Though the first phase of the trial lasted more than five months, testimony and arguments in the second phase lasted just one day, with only a single witness testifying during the entire proceeding.
That witness, Philip Keen, was the former chief medical examiner of Maricopa County. He testified murder victims Claudia Gutierrez-Cruz and Robin Blasnek likely suffered terribly between the times they were shot and when they died. “The shotgun wound pain does not go away quickly,” Keen said.
However, the doctor also added that the two women, killed in separate attacks, likely suffered no more than other victims killed in similar situations. “In the spectrum of all shotgun wounds that wind up fatal, these are in the same range,” Keen said.
Hausner’s defense team pounced on the testimony, using it to dispute the idea that he was some sort of super killer.
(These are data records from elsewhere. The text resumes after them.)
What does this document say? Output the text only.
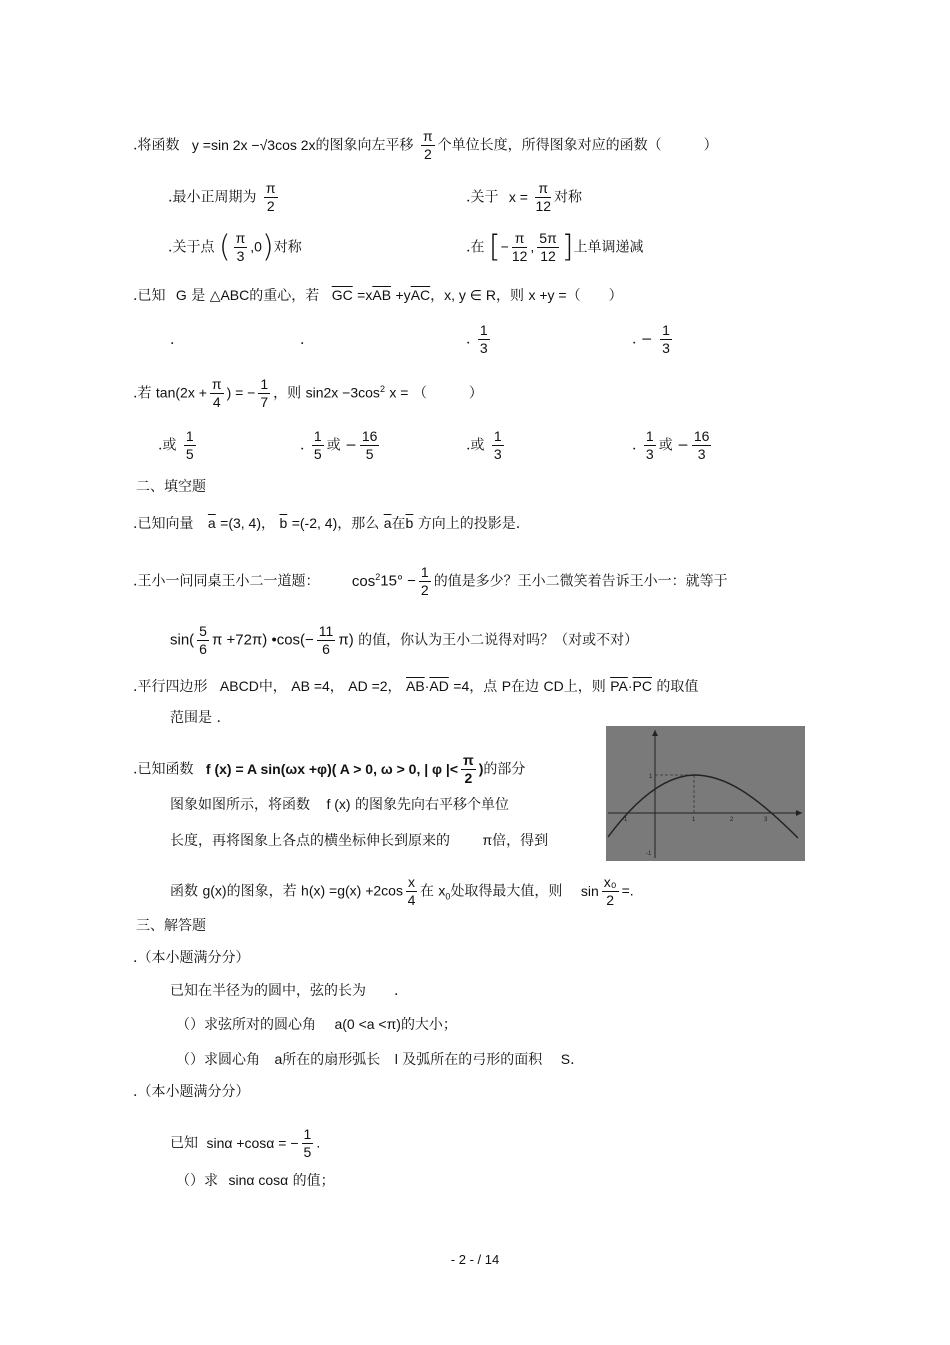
.将函数 y =sin 2x −√3cos 2x的图象向左平移 $\frac{\pi}{2}$ 个单位长度，所得图象对应的函数（　　　）
.最小正周期为 $\frac{\pi}{2}$	.关于 $x = \frac{\pi}{12}$ 对称
.关于点 ( $\frac{\pi}{3} ,0$)对称	.在 [− $\frac{\pi}{12}$ , $\frac{5\pi}{12}$ ]上单调递减
.已知 G 是 △ABC的重心，若 $\overline{GC} =x\overline{AB} +y\overline{AC}$，x, y ∈ R，则 x +y =（　　）
.	.	. $\frac{1}{3}$	. − $\frac{1}{3}$
.若 $\tan(2x + \frac{\pi}{4}$ ) = − $\frac{1}{7}$ ，则 $\sin 2x -3\cos^2$ x = （　　　）
.或 $\frac{1}{5}$	. $\frac{1}{5}$ 或 − $\frac{16}{5}$	.或 $\frac{1}{3}$	. $\frac{1}{3}$ 或 − $\frac{16}{3}$
二、填空题
.已知向量 $\overline{a} =(3$, 4)， $\overline{b} =(-2$, 4)，那么 $\overline{a}$在$\overline{b}$ 方向上的投影是.
.王小一问同桌王小二一道题： $\cos^215^\circ - \frac{1}{2}$ 的值是多少？王小二微笑着告诉王小一：就等于
$\sin( \frac{5}{6}$ π +72π) •cos(− $\frac{11}{6} \pi$) 的值，你认为王小二说得对吗？（对或不对）
.平行四边形 ABCD中， AB =4， AD =2， $\overline{AB}\cdot\overline{AD} =4$，点 P在边 CD上，则 $\overline{PA}\cdot\overline{PC}$ 的取值
范围是 .
.已知函数 f (x) = A sin(ωx +φ)( A > 0, ω > 0, | φ |< $\frac{\pi}{2}$ )的部分
图象如图所示，将函数 f (x) 的图象先向右平移个单位
长度，再将图象上各点的横坐标伸长到原来的 π倍，得到
函数 g(x)的图象，若 $h(x) =g(x) +2\cos \frac{x}{4}$ 在 $x_0$处取得最大值，则 $\sin \frac{\text{x₀}}{2}$ =.
-1	1	2	3
1
-1
三、解答题
.（本小题满分分）
已知在半径为的圆中，弦的长为　　.
（）求弦所对的圆心角 a(0 <a <π)的大小；
（）求圆心角 a所在的扇形弧长 l 及弧所在的弓形的面积 S.
.（本小题满分分）
已知 sinα +cosα = − $\frac{1}{5}$ .
（）求 sinα cosα 的值；
- 2 - / 14
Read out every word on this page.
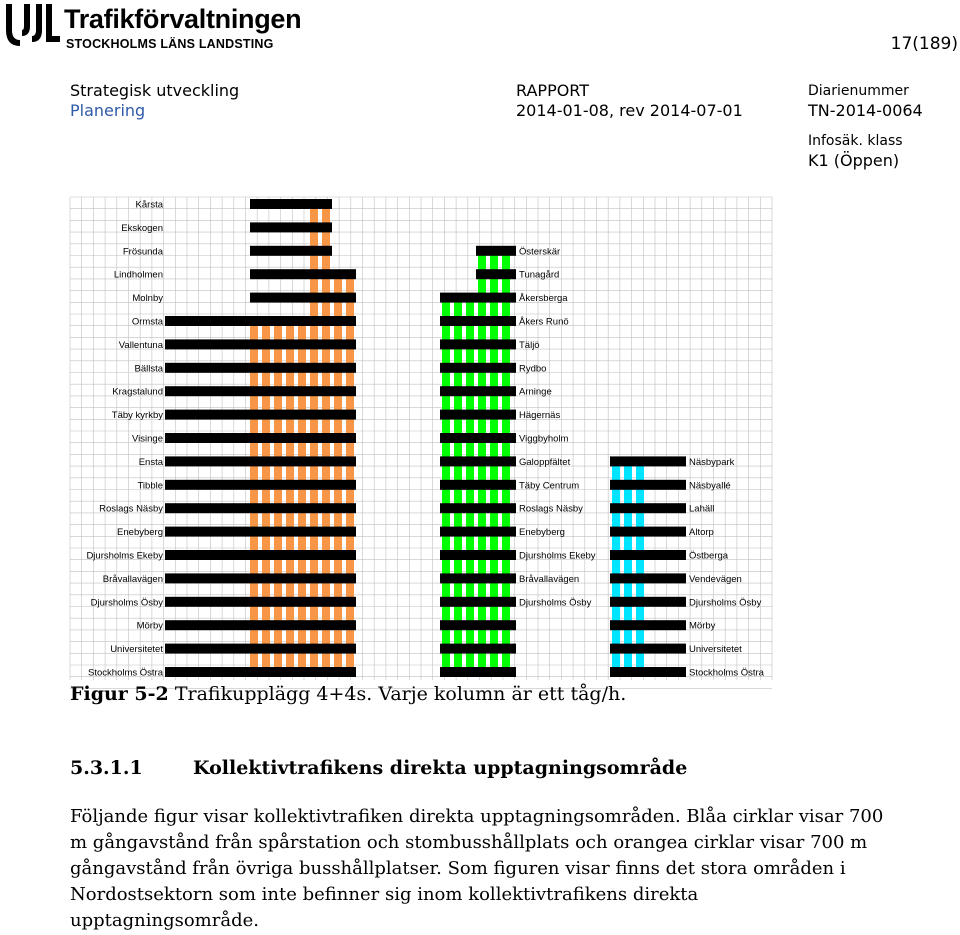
Trafikförvaltningen
STOCKHOLMS LÄNS LANDSTING	17(189)
Strategisk utveckling
Planering
RAPPORT
2014-01-08, rev 2014-07-01
Diarienummer
TN-2014-0064
Infosäk. klass
K1 (Öppen)
Kårsta
Ekskogen
Frösunda
Lindholmen
Molnby
Ormsta
Vallentuna
Bällsta
Kragstalund
Täby kyrkby
Visinge
Ensta
Tibble
Roslags Näsby
Enebyberg
Djursholms Ekeby
Bråvallavägen
Djursholms Ösby
Mörby
Universitetet
Stockholms Östra
Österskär
Tunagård
Åkersberga
Åkers Runö
Täljö
Rydbo
Arninge
Hägernäs
Viggbyholm
Galoppfältet
Täby Centrum
Roslags Näsby
Enebyberg
Djursholms Ekeby
Bråvallavägen
Djursholms Ösby
Näsbypark
Näsbyallé
Lahäll
Altorp
Östberga
Vendevägen
Djursholms Ösby
Mörby
Universitetet
Stockholms Östra
Figur 5-2 Trafikupplägg 4+4s. Varje kolumn är ett tåg/h.
5.3.1.1	Kollektivtrafikens direkta upptagningsområde
Följande figur visar kollektivtrafiken direkta upptagningsområden. Blåa cirklar visar 700 m gångavstånd från spårstation och stombusshållplats och orangea cirklar visar 700 m gångavstånd från övriga busshållplatser. Som figuren visar finns det stora områden i Nordostsektorn som inte befinner sig inom kollektivtrafikens direkta upptagningsområde.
Attorney Tim Agan told jurors that to find his client eligible for the death penalty, they had to determine that there was something special or heinous about the murders. The fact that he murdered six people doesn’t do that, he said. “Multiple murders does not the aggravator of cruel, heinous or depraved make,” Again said.
Nor, the attorney said, does the fact that his victims suffered pain. “You’re being asked to consider whether somehow the pain and cruelty that was inflicted on this victim goes well beyond what some other person would feel in this circumstance,” Again told the jury.
Both Imbordino and Agan objected multiple times during the other’s presentation. Their arguments essentially came down to slight interpretations of Arizona’s death penalty process, in which the jury plays an integral part. Each tried to sway the jury on his own viewpoint.
By 4 p.m., however, both sides were done arguing the point. The jury was sent off to deliberate on whether Hausner should face the death penalty for his crimes. They could announce their decision as early as tomorrow. If jurors side with the prosecution, the trial will move on to its next phase and jurors will be asked to decide whether Hausner should live or die.